Last updated 8 August 2014


Welcome to the BBC's live coverage of unfolding events in Iraq, where the US says it has launched an air strike targeting militants belonging to the Islamic State (IS) in the north of the country.


John Kirby, Pentagon press secretary

tweets: US military aircraft conduct strike on ISIL artillery. Artillery was used against Kurdish forces defending Erbil, near US personnel.


The Pentagon said in a statement that two F/A-18 aircraft dropped 500-pound laser-guided bombs on mobile artillery near the city of Irbil.

IS militants were using this artillery to shell Kurdish forces, known as Peshmerga, defending Irbil, Pentagon press secretary Rear Admiral John Kirby said.


Rear Admiral Kirby said the strike occurred at 13:45 local time in Irbil (10:45 GMT).


Kurdish Peshmerga forces (seen in this photo) have been fighting off the advance of IS militants toward Irbil, the capital of Iraq's oil-rich Kurdish region.

Kurdish peshmerga troops participate in an intensive security deployment against Islamic State militants in Makhmur, on the outskirts of the province of Nineveh 7 August 2014.
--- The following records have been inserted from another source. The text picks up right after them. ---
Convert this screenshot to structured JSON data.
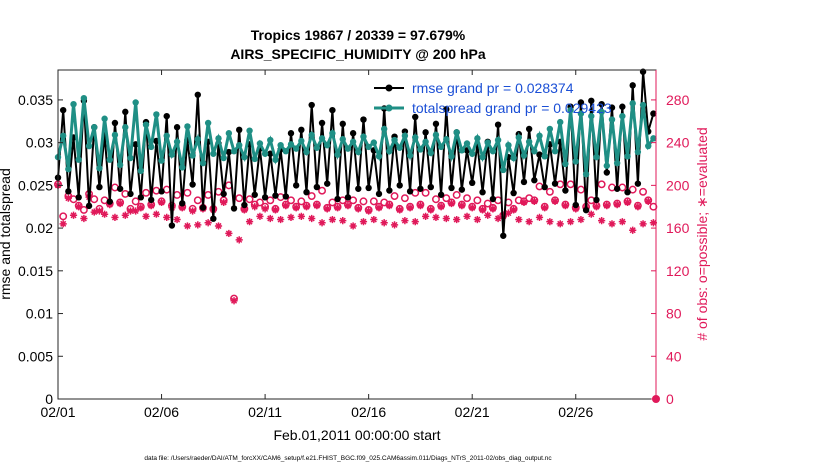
{
  "chart_data": {
    "type": "line",
    "title_line1": "Tropics 19867 / 20339 = 97.679%",
    "title_line2": "AIRS_SPECIFIC_HUMIDITY @ 200 hPa",
    "xlabel": "Feb.01,2011 00:00:00 start",
    "ylabel_left": "rmse and totalspread",
    "ylabel_right": "# of obs: o=possible; ∗=evaluated",
    "footer": "data file: /Users/raeder/DAI/ATM_forcXX/CAM6_setup/f.e21.FHIST_BGC.f09_025.CAM6assim.011/Diags_NTrS_2011-02/obs_diag_output.nc",
    "xlim": [
      0,
      28.875
    ],
    "ylim_left": [
      0,
      0.0385
    ],
    "ylim_right": [
      0,
      308
    ],
    "x_ticks": [
      0,
      5,
      10,
      15,
      20,
      25
    ],
    "x_tick_labels": [
      "02/01",
      "02/06",
      "02/11",
      "02/16",
      "02/21",
      "02/26"
    ],
    "y_left_ticks": [
      0,
      0.005,
      0.01,
      0.015,
      0.02,
      0.025,
      0.03,
      0.035
    ],
    "y_left_tick_labels": [
      "0",
      "0.005",
      "0.01",
      "0.015",
      "0.02",
      "0.025",
      "0.03",
      "0.035"
    ],
    "y_right_ticks": [
      0,
      40,
      80,
      120,
      160,
      200,
      240,
      280
    ],
    "y_right_tick_labels": [
      "0",
      "40",
      "80",
      "120",
      "160",
      "200",
      "240",
      "280"
    ],
    "x": [
      0,
      0.25,
      0.5,
      0.75,
      1,
      1.25,
      1.5,
      1.75,
      2,
      2.25,
      2.5,
      2.75,
      3,
      3.25,
      3.5,
      3.75,
      4,
      4.25,
      4.5,
      4.75,
      5,
      5.25,
      5.5,
      5.75,
      6,
      6.25,
      6.5,
      6.75,
      7,
      7.25,
      7.5,
      7.75,
      8,
      8.25,
      8.5,
      8.75,
      9,
      9.25,
      9.5,
      9.75,
      10,
      10.25,
      10.5,
      10.75,
      11,
      11.25,
      11.5,
      11.75,
      12,
      12.25,
      12.5,
      12.75,
      13,
      13.25,
      13.5,
      13.75,
      14,
      14.25,
      14.5,
      14.75,
      15,
      15.25,
      15.5,
      15.75,
      16,
      16.25,
      16.5,
      16.75,
      17,
      17.25,
      17.5,
      17.75,
      18,
      18.25,
      18.5,
      18.75,
      19,
      19.25,
      19.5,
      19.75,
      20,
      20.25,
      20.5,
      20.75,
      21,
      21.25,
      21.5,
      21.75,
      22,
      22.25,
      22.5,
      22.75,
      23,
      23.25,
      23.5,
      23.75,
      24,
      24.25,
      24.5,
      24.75,
      25,
      25.25,
      25.5,
      25.75,
      26,
      26.25,
      26.5,
      26.75,
      27,
      27.25,
      27.5,
      27.75,
      28,
      28.25,
      28.5,
      28.75
    ],
    "series": [
      {
        "name": "rmse grand pr = 0.028374",
        "color": "#000000",
        "marker": "dot",
        "values": [
          0.0259,
          0.0338,
          0.0243,
          0.0306,
          0.0236,
          0.0349,
          0.0226,
          0.0318,
          0.0248,
          0.0309,
          0.0231,
          0.0323,
          0.0246,
          0.0336,
          0.024,
          0.0298,
          0.0236,
          0.0324,
          0.0233,
          0.0302,
          0.0243,
          0.0331,
          0.0203,
          0.0318,
          0.0229,
          0.0303,
          0.0251,
          0.0356,
          0.0224,
          0.0301,
          0.0211,
          0.0299,
          0.024,
          0.0289,
          0.0223,
          0.0315,
          0.0227,
          0.0298,
          0.0239,
          0.0293,
          0.0236,
          0.0287,
          0.0238,
          0.0292,
          0.0237,
          0.0311,
          0.025,
          0.0315,
          0.0242,
          0.0344,
          0.0248,
          0.0323,
          0.0252,
          0.0338,
          0.0234,
          0.0322,
          0.0236,
          0.0311,
          0.0246,
          0.0327,
          0.0247,
          0.0291,
          0.024,
          0.034,
          0.0244,
          0.0307,
          0.025,
          0.0313,
          0.0243,
          0.033,
          0.0246,
          0.0312,
          0.0248,
          0.0322,
          0.0239,
          0.0339,
          0.0247,
          0.0312,
          0.0245,
          0.0291,
          0.0253,
          0.0298,
          0.0242,
          0.0301,
          0.0234,
          0.0321,
          0.0191,
          0.0283,
          0.0241,
          0.031,
          0.0254,
          0.0316,
          0.0256,
          0.0286,
          0.0248,
          0.0298,
          0.0252,
          0.0301,
          0.0244,
          0.0342,
          0.0227,
          0.0347,
          0.0221,
          0.0349,
          0.0233,
          0.0345,
          0.0265,
          0.0341,
          0.0246,
          0.0342,
          0.0242,
          0.0367,
          0.0252,
          0.0383,
          0.0313,
          0.0334
        ]
      },
      {
        "name": "totalspread grand pr = 0.029423",
        "color": "#1f8f85",
        "marker": "dot",
        "values": [
          0.0283,
          0.0308,
          0.0269,
          0.0345,
          0.028,
          0.0352,
          0.0296,
          0.0318,
          0.027,
          0.0328,
          0.028,
          0.0309,
          0.0274,
          0.0318,
          0.0282,
          0.0347,
          0.0267,
          0.0321,
          0.0295,
          0.0333,
          0.0279,
          0.0308,
          0.0286,
          0.0301,
          0.0271,
          0.0319,
          0.0285,
          0.0304,
          0.0276,
          0.0323,
          0.0287,
          0.0305,
          0.0282,
          0.0311,
          0.029,
          0.0297,
          0.0283,
          0.0314,
          0.0281,
          0.0299,
          0.0287,
          0.0303,
          0.028,
          0.0297,
          0.029,
          0.0298,
          0.0293,
          0.0302,
          0.0289,
          0.0309,
          0.0294,
          0.0305,
          0.0297,
          0.0311,
          0.0286,
          0.0304,
          0.0293,
          0.0301,
          0.0289,
          0.0307,
          0.0295,
          0.03,
          0.0284,
          0.0316,
          0.029,
          0.0303,
          0.0294,
          0.0308,
          0.0285,
          0.0306,
          0.0292,
          0.0301,
          0.0288,
          0.0309,
          0.0295,
          0.0304,
          0.0284,
          0.0312,
          0.0291,
          0.0299,
          0.0287,
          0.0305,
          0.0283,
          0.03,
          0.029,
          0.0303,
          0.0268,
          0.0297,
          0.0282,
          0.0306,
          0.0285,
          0.0301,
          0.029,
          0.0308,
          0.0284,
          0.0316,
          0.029,
          0.0324,
          0.0275,
          0.0338,
          0.0278,
          0.0334,
          0.0263,
          0.0331,
          0.0283,
          0.0336,
          0.0273,
          0.0327,
          0.0276,
          0.0331,
          0.0284,
          0.0346,
          0.0289,
          0.0344,
          0.0296,
          0.0305
        ]
      }
    ],
    "obs_possible": {
      "name": "# of obs possible",
      "color": "#e0195a",
      "marker": "circle",
      "values": [
        201,
        171,
        190,
        187,
        181,
        177,
        192,
        187,
        178,
        186,
        183,
        198,
        184,
        192,
        178,
        185,
        180,
        193,
        182,
        195,
        185,
        196,
        181,
        191,
        180,
        193,
        178,
        186,
        179,
        191,
        178,
        194,
        186,
        200,
        94,
        188,
        178,
        187,
        182,
        184,
        180,
        186,
        178,
        189,
        182,
        186,
        180,
        185,
        181,
        190,
        182,
        195,
        179,
        184,
        180,
        186,
        182,
        186,
        179,
        185,
        177,
        185,
        180,
        184,
        182,
        190,
        178,
        188,
        180,
        193,
        182,
        193,
        178,
        187,
        181,
        188,
        184,
        191,
        182,
        188,
        180,
        186,
        178,
        183,
        179,
        186,
        172,
        184,
        178,
        186,
        185,
        188,
        186,
        199,
        180,
        194,
        186,
        201,
        182,
        201,
        179,
        196,
        180,
        186,
        181,
        201,
        182,
        198,
        183,
        198,
        185,
        196,
        181,
        194,
        186,
        180
      ]
    },
    "obs_evaluated": {
      "name": "# of obs evaluated",
      "color": "#e0195a",
      "marker": "asterisk",
      "values": [
        200,
        164,
        188,
        172,
        180,
        169,
        189,
        175,
        176,
        173,
        182,
        170,
        183,
        172,
        176,
        176,
        179,
        171,
        181,
        173,
        184,
        170,
        179,
        168,
        179,
        162,
        176,
        163,
        178,
        165,
        177,
        162,
        184,
        155,
        92,
        149,
        177,
        166,
        180,
        171,
        178,
        169,
        177,
        168,
        181,
        170,
        179,
        171,
        180,
        169,
        181,
        165,
        178,
        168,
        179,
        167,
        181,
        162,
        178,
        166,
        176,
        168,
        179,
        165,
        181,
        163,
        177,
        167,
        179,
        166,
        181,
        171,
        177,
        170,
        180,
        169,
        183,
        168,
        181,
        171,
        179,
        168,
        177,
        172,
        178,
        169,
        171,
        174,
        177,
        168,
        184,
        166,
        185,
        170,
        179,
        166,
        185,
        164,
        181,
        166,
        178,
        168,
        179,
        173,
        180,
        167,
        181,
        164,
        182,
        166,
        184,
        158,
        180,
        164,
        185,
        165
      ]
    }
  }
}
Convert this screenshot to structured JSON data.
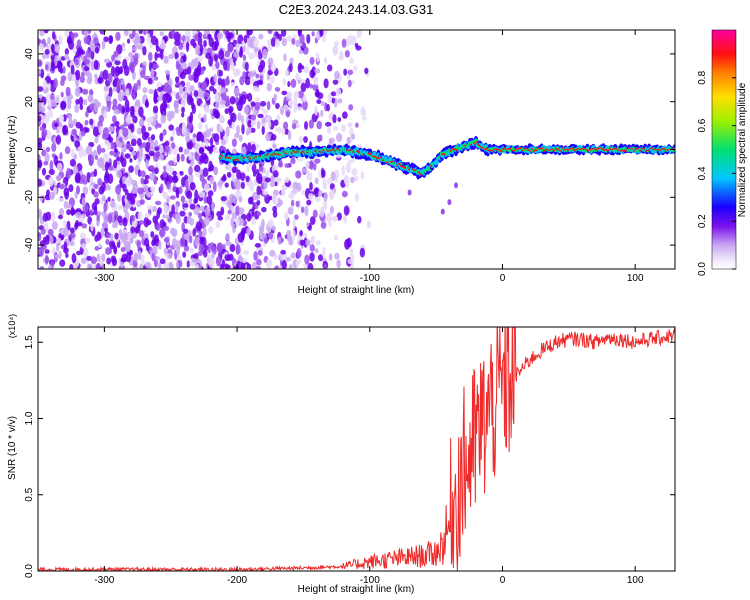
{
  "title": "C2E3.2024.243.14.03.G31",
  "chart_data": [
    {
      "type": "heatmap",
      "xlabel": "Height of straight line (km)",
      "ylabel": "Frequency (Hz)",
      "xlim": [
        -350,
        130
      ],
      "ylim": [
        -50,
        50
      ],
      "xticks": [
        -300,
        -200,
        -100,
        0,
        100
      ],
      "yticks": [
        -40,
        -20,
        0,
        20,
        40
      ],
      "colorbar": {
        "label": "Normalized spectral amplitude",
        "range": [
          0,
          1
        ],
        "ticks": [
          0.0,
          0.2,
          0.4,
          0.6,
          0.8
        ],
        "colormap": "rainbow",
        "colors": [
          "#ffffff",
          "#e8d8f8",
          "#a060e8",
          "#6a00e8",
          "#0000ff",
          "#00c8ff",
          "#00e070",
          "#a0f000",
          "#ffe000",
          "#ff8000",
          "#ff0000",
          "#ff00a0"
        ]
      },
      "ridge": {
        "x": [
          -212,
          -200,
          -180,
          -160,
          -140,
          -120,
          -100,
          -90,
          -80,
          -70,
          -60,
          -55,
          -50,
          -45,
          -40,
          -35,
          -30,
          -25,
          -20,
          -15,
          -10,
          0,
          20,
          50,
          80,
          100,
          130
        ],
        "y": [
          -3,
          -4,
          -3,
          -1,
          -1,
          0,
          -2,
          -4,
          -6,
          -8,
          -10,
          -8,
          -5,
          -2,
          -1,
          0,
          1,
          2,
          3,
          1,
          0,
          0,
          0,
          0,
          0,
          0,
          0
        ]
      },
      "noise_region_x": [
        -350,
        -140
      ]
    },
    {
      "type": "line",
      "xlabel": "Height of straight line (km)",
      "ylabel": "SNR (10 * v/v)",
      "y_multiplier": "(x10⁴)",
      "xlim": [
        -350,
        130
      ],
      "ylim": [
        0,
        1.6
      ],
      "xticks": [
        -300,
        -200,
        -100,
        0,
        100
      ],
      "yticks": [
        0.0,
        0.5,
        1.0,
        1.5
      ],
      "series": [
        {
          "color": "#ff2020",
          "x": [
            -350,
            -300,
            -250,
            -200,
            -150,
            -120,
            -100,
            -80,
            -60,
            -50,
            -45,
            -40,
            -35,
            -30,
            -25,
            -20,
            -15,
            -10,
            -5,
            0,
            10,
            20,
            30,
            40,
            50,
            60,
            70,
            80,
            90,
            100,
            110,
            120,
            130
          ],
          "y": [
            0.01,
            0.01,
            0.01,
            0.01,
            0.02,
            0.03,
            0.06,
            0.08,
            0.1,
            0.12,
            0.18,
            0.3,
            0.5,
            0.65,
            0.75,
            0.85,
            0.95,
            1.05,
            1.12,
            1.2,
            1.28,
            1.38,
            1.45,
            1.5,
            1.52,
            1.52,
            1.5,
            1.53,
            1.52,
            1.5,
            1.52,
            1.53,
            1.55
          ]
        }
      ]
    }
  ]
}
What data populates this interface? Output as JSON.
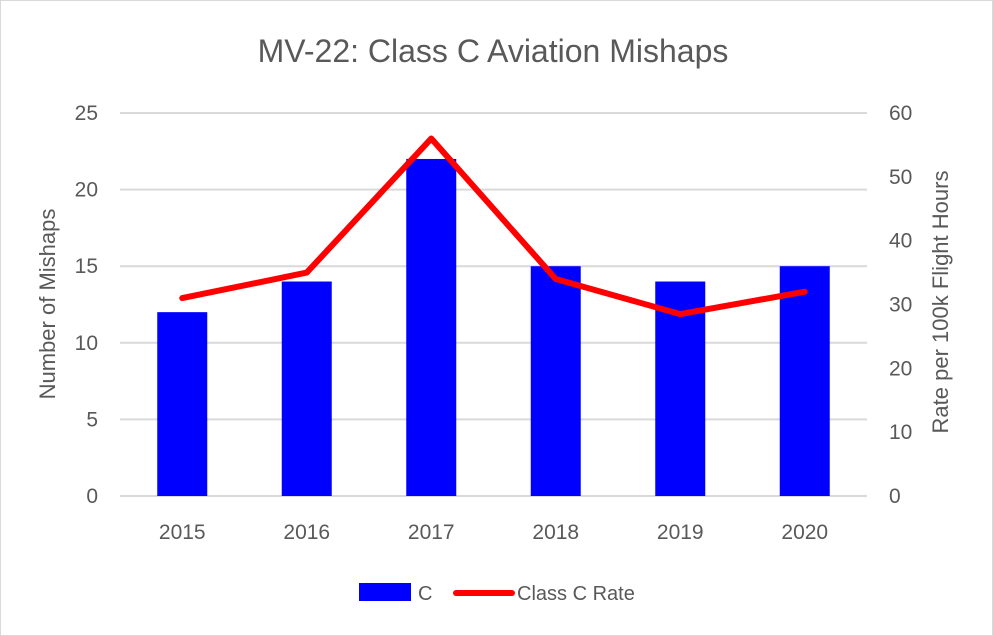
{
  "chart_data": {
    "type": "bar",
    "title": "MV-22: Class C Aviation Mishaps",
    "categories": [
      "2015",
      "2016",
      "2017",
      "2018",
      "2019",
      "2020"
    ],
    "series": [
      {
        "name": "C",
        "type": "bar",
        "axis": "left",
        "color": "#0000ff",
        "values": [
          12,
          14,
          22,
          15,
          14,
          15
        ]
      },
      {
        "name": "Class C Rate",
        "type": "line",
        "axis": "right",
        "color": "#ff0000",
        "values": [
          31,
          35,
          56,
          34,
          28.5,
          32
        ]
      }
    ],
    "ylabel": "Number of Mishaps",
    "ylim": [
      0,
      25
    ],
    "yticks": [
      0,
      5,
      10,
      15,
      20,
      25
    ],
    "y2label": "Rate per 100k Flight Hours",
    "y2lim": [
      0,
      60
    ],
    "y2ticks": [
      0,
      10,
      20,
      30,
      40,
      50,
      60
    ],
    "grid": true,
    "legend": "bottom",
    "gridline_color": "#d9d9d9"
  }
}
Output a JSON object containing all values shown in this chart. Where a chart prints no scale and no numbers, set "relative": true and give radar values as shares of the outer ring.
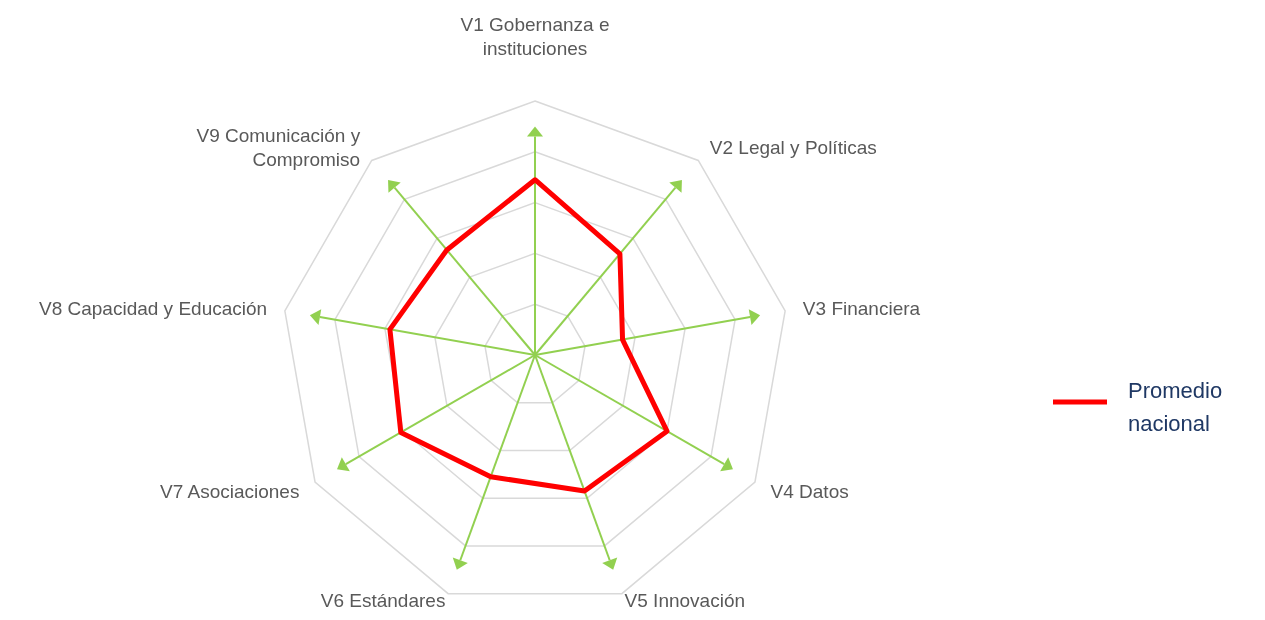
{
  "chart_data": {
    "type": "radar",
    "relative": true,
    "grid": true,
    "legend": "right",
    "categories": [
      "V1 Gobernanza e instituciones",
      "V2 Legal y Políticas",
      "V3 Financiera",
      "V4 Datos",
      "V5 Innovación",
      "V6 Estándares",
      "V7 Asociaciones",
      "V8 Capacidad y Educación",
      "V9 Comunicación y Compromiso"
    ],
    "series": [
      {
        "name": "Promedio nacional",
        "color": "#ff0000",
        "values": [
          0.69,
          0.52,
          0.35,
          0.6,
          0.57,
          0.51,
          0.61,
          0.58,
          0.54
        ]
      }
    ]
  }
}
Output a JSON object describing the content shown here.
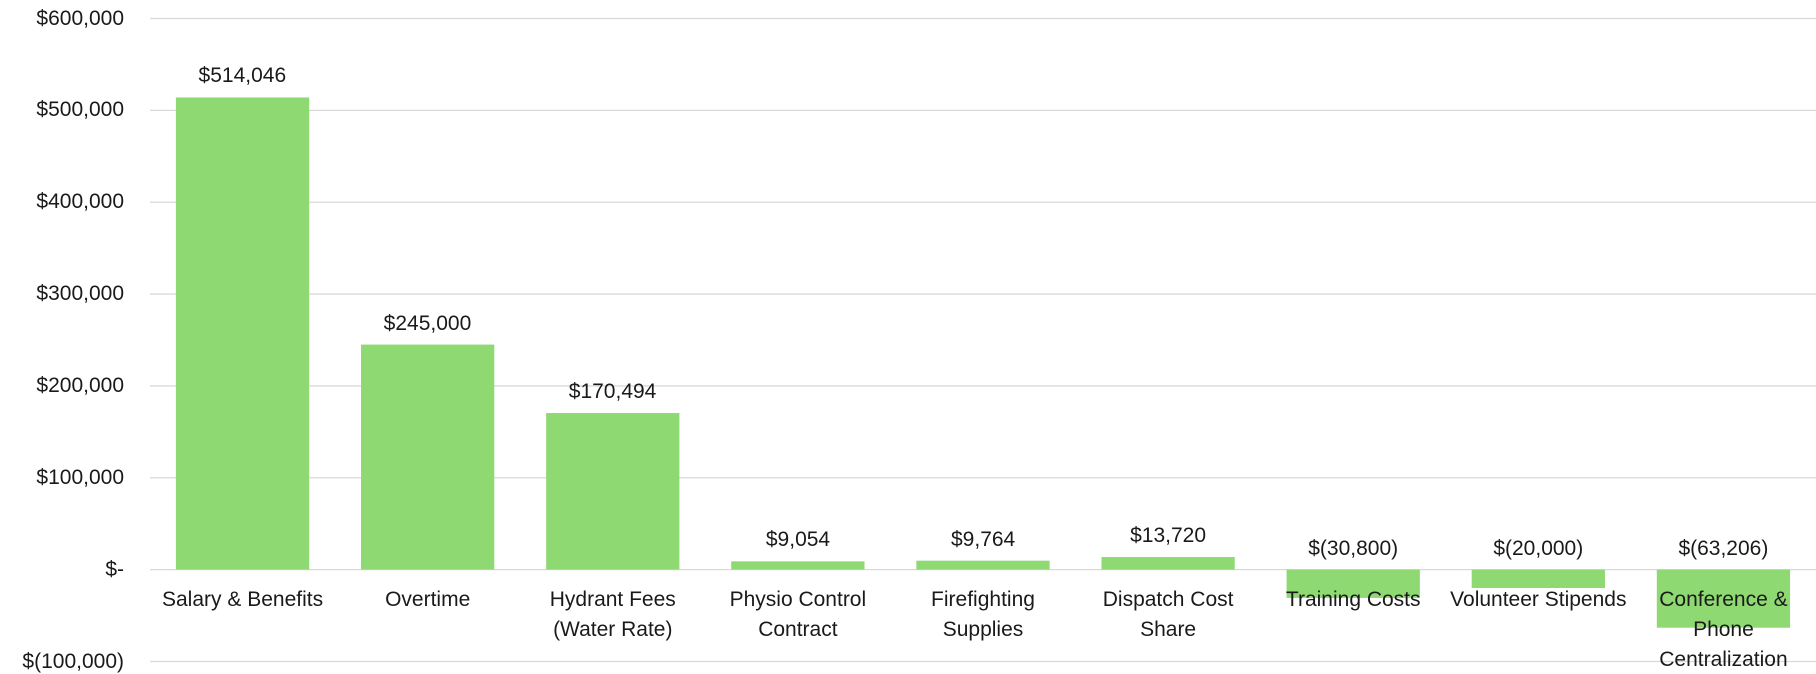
{
  "chart_data": {
    "type": "bar",
    "categories": [
      "Salary & Benefits",
      "Overtime",
      "Hydrant Fees (Water Rate)",
      "Physio Control Contract",
      "Firefighting Supplies",
      "Dispatch Cost Share",
      "Training Costs",
      "Volunteer Stipends",
      "Conference & Phone Centralization"
    ],
    "values": [
      514046,
      245000,
      170494,
      9054,
      9764,
      13720,
      -30800,
      -20000,
      -63206
    ],
    "value_labels": [
      "$514,046",
      "$245,000",
      "$170,494",
      "$9,054",
      "$9,764",
      "$13,720",
      "$(30,800)",
      "$(20,000)",
      "$(63,206)"
    ],
    "color": "#8fd973",
    "ylim": [
      -100000,
      600000
    ],
    "yticks": [
      {
        "value": -100000,
        "label": "$(100,000)"
      },
      {
        "value": 0,
        "label": "$-"
      },
      {
        "value": 100000,
        "label": "$100,000"
      },
      {
        "value": 200000,
        "label": "$200,000"
      },
      {
        "value": 300000,
        "label": "$300,000"
      },
      {
        "value": 400000,
        "label": "$400,000"
      },
      {
        "value": 500000,
        "label": "$500,000"
      },
      {
        "value": 600000,
        "label": "$600,000"
      }
    ],
    "grid": true
  }
}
The US bombing follows President Barack Obama's announcement on Thursday that he had authorised strikes against the IS group who has taken control of vast swathes of territory in northern Iraq and parts of neighbouring Syria.


President Obama said he had authorised action due to fears of genocide, after thousands of members of the Yazidi minority were displaced by the IS advance.


About 50,000 Yazidis have been trapped by IS militants on Mount Sinjar. The US has dropped food and water to the Yazidis who are facing starvation and dehydration.


As many as 200,000 thousands civilians, including many members of the Yazidi sect, have fled the violence in Sinjar to Dohuk province, which is part of Iraqi Kurdistan.

Displaced people from the minority Yazidi sect, fleeing the violence in the Iraqi town of Sinjarl west of Mosul, take refuge at Dohuk province, 7 August 2014.


In an alert issued ahead of the US strike, the British Foreign Office advised UK nationals to "leave now" the provinces of Irbil, Sulaymaniyah and Dohuk - all in the autonomous Kurdistan region - in the wake of attacks by IS.